For people who want to have dogs, I recommend they get a breed that suits their lifestyle. They should have a dog that can adapt to their environment, and vice versa. Owners and pets should be living harmoniously. I recommend they adopt dogs if they can – dogs from the streets or those that have been rescued by pet-centered organisations. There’s no shortage of it, honestly.

GoodTimes2: Is there any book people can read to gain more understanding on the behaviours and needs of dogs?

Rattana Hin: There are several books and references people can read so they’d have wider knowledge and understanding on how and why dogs act in certain ways. But I’d personally recommend “Don’t Shoot the Dog!” by Karen Pryor. It’s really a good read for those who want to get dogs for themselves.
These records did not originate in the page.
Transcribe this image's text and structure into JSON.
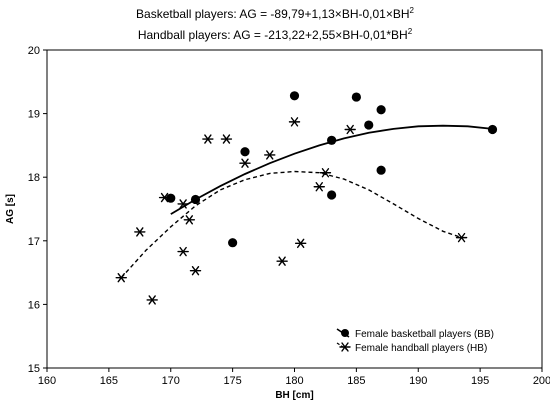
{
  "chart_data": {
    "type": "scatter",
    "title_lines": [
      {
        "text": "Basketball players: AG = -89,79+1,13×BH-0,01×BH",
        "sup": "2"
      },
      {
        "text": "Handball players: AG = -213,22+2,55×BH-0,01*BH",
        "sup": "2"
      }
    ],
    "xlabel": "BH [cm]",
    "ylabel": "AG [s]",
    "xlim": [
      160,
      200
    ],
    "ylim": [
      15,
      20
    ],
    "xticks": [
      "160",
      "165",
      "170",
      "175",
      "180",
      "185",
      "190",
      "195",
      "200"
    ],
    "yticks": [
      "15",
      "16",
      "17",
      "18",
      "19",
      "20"
    ],
    "grid": false,
    "legend_position": "bottom-right",
    "series": [
      {
        "name": "Female basketball players (BB)",
        "marker": "circle",
        "line": "solid",
        "points": [
          [
            170,
            17.67
          ],
          [
            172,
            17.65
          ],
          [
            175,
            16.97
          ],
          [
            176,
            18.4
          ],
          [
            180,
            19.28
          ],
          [
            183,
            18.58
          ],
          [
            183,
            17.72
          ],
          [
            185,
            19.26
          ],
          [
            186,
            18.82
          ],
          [
            187,
            19.06
          ],
          [
            187,
            18.11
          ],
          [
            196,
            18.75
          ]
        ],
        "curve": [
          [
            170,
            17.42
          ],
          [
            172,
            17.65
          ],
          [
            174,
            17.86
          ],
          [
            176,
            18.05
          ],
          [
            178,
            18.22
          ],
          [
            180,
            18.37
          ],
          [
            182,
            18.5
          ],
          [
            184,
            18.61
          ],
          [
            186,
            18.7
          ],
          [
            188,
            18.76
          ],
          [
            190,
            18.8
          ],
          [
            192,
            18.81
          ],
          [
            194,
            18.8
          ],
          [
            196,
            18.76
          ]
        ]
      },
      {
        "name": "Female handball players (HB)",
        "marker": "asterisk",
        "line": "dashed",
        "points": [
          [
            166,
            16.42
          ],
          [
            167.5,
            17.14
          ],
          [
            168.5,
            16.07
          ],
          [
            169.5,
            17.68
          ],
          [
            171,
            16.83
          ],
          [
            171,
            17.58
          ],
          [
            171.5,
            17.33
          ],
          [
            172,
            16.53
          ],
          [
            173,
            18.6
          ],
          [
            174.5,
            18.6
          ],
          [
            176,
            18.22
          ],
          [
            178,
            18.35
          ],
          [
            179,
            16.68
          ],
          [
            180,
            18.87
          ],
          [
            180.5,
            16.96
          ],
          [
            182,
            17.85
          ],
          [
            182.5,
            18.07
          ],
          [
            184.5,
            18.75
          ],
          [
            193.5,
            17.05
          ]
        ],
        "curve": [
          [
            166,
            16.42
          ],
          [
            168,
            16.85
          ],
          [
            170,
            17.22
          ],
          [
            172,
            17.55
          ],
          [
            174,
            17.8
          ],
          [
            176,
            17.96
          ],
          [
            178,
            18.06
          ],
          [
            180,
            18.09
          ],
          [
            182,
            18.07
          ],
          [
            184,
            17.97
          ],
          [
            186,
            17.8
          ],
          [
            188,
            17.58
          ],
          [
            190,
            17.35
          ],
          [
            192,
            17.15
          ],
          [
            193.5,
            17.05
          ]
        ]
      }
    ]
  }
}
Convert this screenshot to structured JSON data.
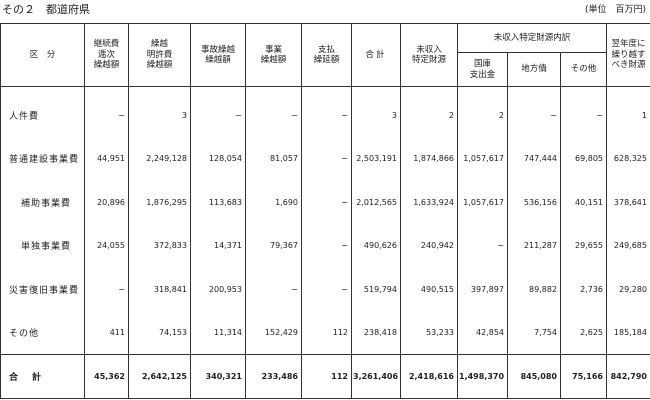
{
  "caption": "その２　都道府県",
  "unit": "(単位　百万円)",
  "headers": {
    "kubun": "区　分",
    "keizoku1": "継続費",
    "keizoku2": "逓次",
    "keizoku3": "繰越額",
    "meikyo1": "繰越",
    "meikyo2": "明許費",
    "meikyo3": "繰越額",
    "jiko1": "事故繰越",
    "jiko2": "繰越額",
    "jigyo1": "事業",
    "jigyo2": "繰越額",
    "shiharai1": "支払",
    "shiharai2": "繰延額",
    "goukei": "合計",
    "mishuu1": "未収入",
    "mishuu2": "特定財源",
    "uchiwake": "未収入特定財源内訳",
    "kokko1": "国庫",
    "kokko2": "支出金",
    "chihosai": "地方債",
    "sonota": "その他",
    "yokunen1": "翌年度に",
    "yokunen2": "繰り越す",
    "yokunen3": "べき財源"
  },
  "rows": [
    {
      "label": "人件費",
      "indent": false,
      "values": [
        "−",
        "3",
        "−",
        "−",
        "−",
        "3",
        "2",
        "2",
        "−",
        "−",
        "1"
      ]
    },
    {
      "label": "普通建設事業費",
      "indent": false,
      "values": [
        "44,951",
        "2,249,128",
        "128,054",
        "81,057",
        "−",
        "2,503,191",
        "1,874,866",
        "1,057,617",
        "747,444",
        "69,805",
        "628,325"
      ]
    },
    {
      "label": "補助事業費",
      "indent": true,
      "values": [
        "20,896",
        "1,876,295",
        "113,683",
        "1,690",
        "−",
        "2,012,565",
        "1,633,924",
        "1,057,617",
        "536,156",
        "40,151",
        "378,641"
      ]
    },
    {
      "label": "単独事業費",
      "indent": true,
      "values": [
        "24,055",
        "372,833",
        "14,371",
        "79,367",
        "−",
        "490,626",
        "240,942",
        "−",
        "211,287",
        "29,655",
        "249,685"
      ]
    },
    {
      "label": "災害復旧事業費",
      "indent": false,
      "values": [
        "−",
        "318,841",
        "200,953",
        "−",
        "−",
        "519,794",
        "490,515",
        "397,897",
        "89,882",
        "2,736",
        "29,280"
      ]
    },
    {
      "label": "その他",
      "indent": false,
      "values": [
        "411",
        "74,153",
        "11,314",
        "152,429",
        "112",
        "238,418",
        "53,233",
        "42,854",
        "7,754",
        "2,625",
        "185,184"
      ]
    }
  ],
  "total": {
    "label": "合計",
    "values": [
      "45,362",
      "2,642,125",
      "340,321",
      "233,486",
      "112",
      "3,261,406",
      "2,418,616",
      "1,498,370",
      "845,080",
      "75,166",
      "842,790"
    ]
  }
}
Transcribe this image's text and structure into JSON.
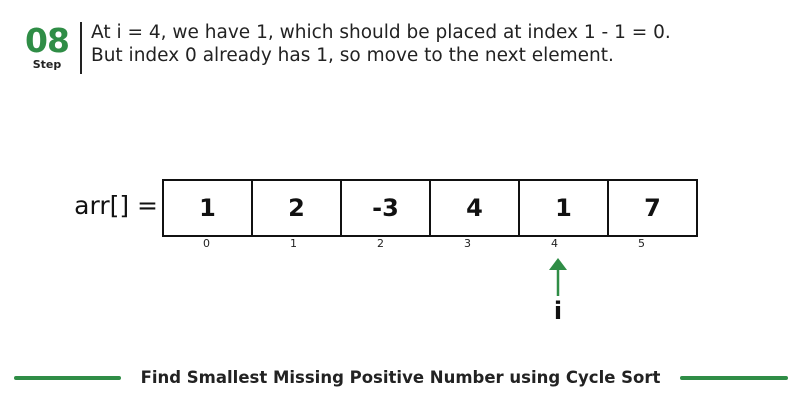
{
  "step": {
    "number": "08",
    "label": "Step"
  },
  "description": {
    "line1": "At i = 4, we have 1, which should be placed at index 1 - 1 = 0.",
    "line2": "But index 0 already has 1, so move to the next element."
  },
  "array": {
    "label": "arr[] =",
    "values": [
      "1",
      "2",
      "-3",
      "4",
      "1",
      "7"
    ],
    "indices": [
      "0",
      "1",
      "2",
      "3",
      "4",
      "5"
    ]
  },
  "pointer": {
    "label": "i",
    "index": 4,
    "color": "#2f8d46"
  },
  "footer": {
    "title": "Find Smallest Missing Positive Number using Cycle Sort"
  },
  "colors": {
    "accent": "#2f8d46",
    "text": "#222222"
  }
}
It’s a good start for one to know how to train their dogs and spend quality time with their pets.

GoodTimes2: What are some of the most common behavioral issues you have seen among dogs in Cambodia?

Rattana Hin: The most common issue I’ve seen and known here in Cambodia is the aggressiveness of dogs and owners who do not know how to tame their pets. Dogs are really sweet animals. But when the owner is not responsible enough to take good care of them and give them proper treatment, dogs become aggressive. These animals would tend to go a little wild and sometimes may hurt people. But that’s because they feel threatened or harmed. I think the issue isn’t really about dogs. It is about people who do not show them affection and care. The problem is with humans. We oftentimes fail to understand that dogs have different needs, and they have different brains. But if people learn to have deeper understanding and be better pet parents, they will realise that having dogs around the house is a real blessing.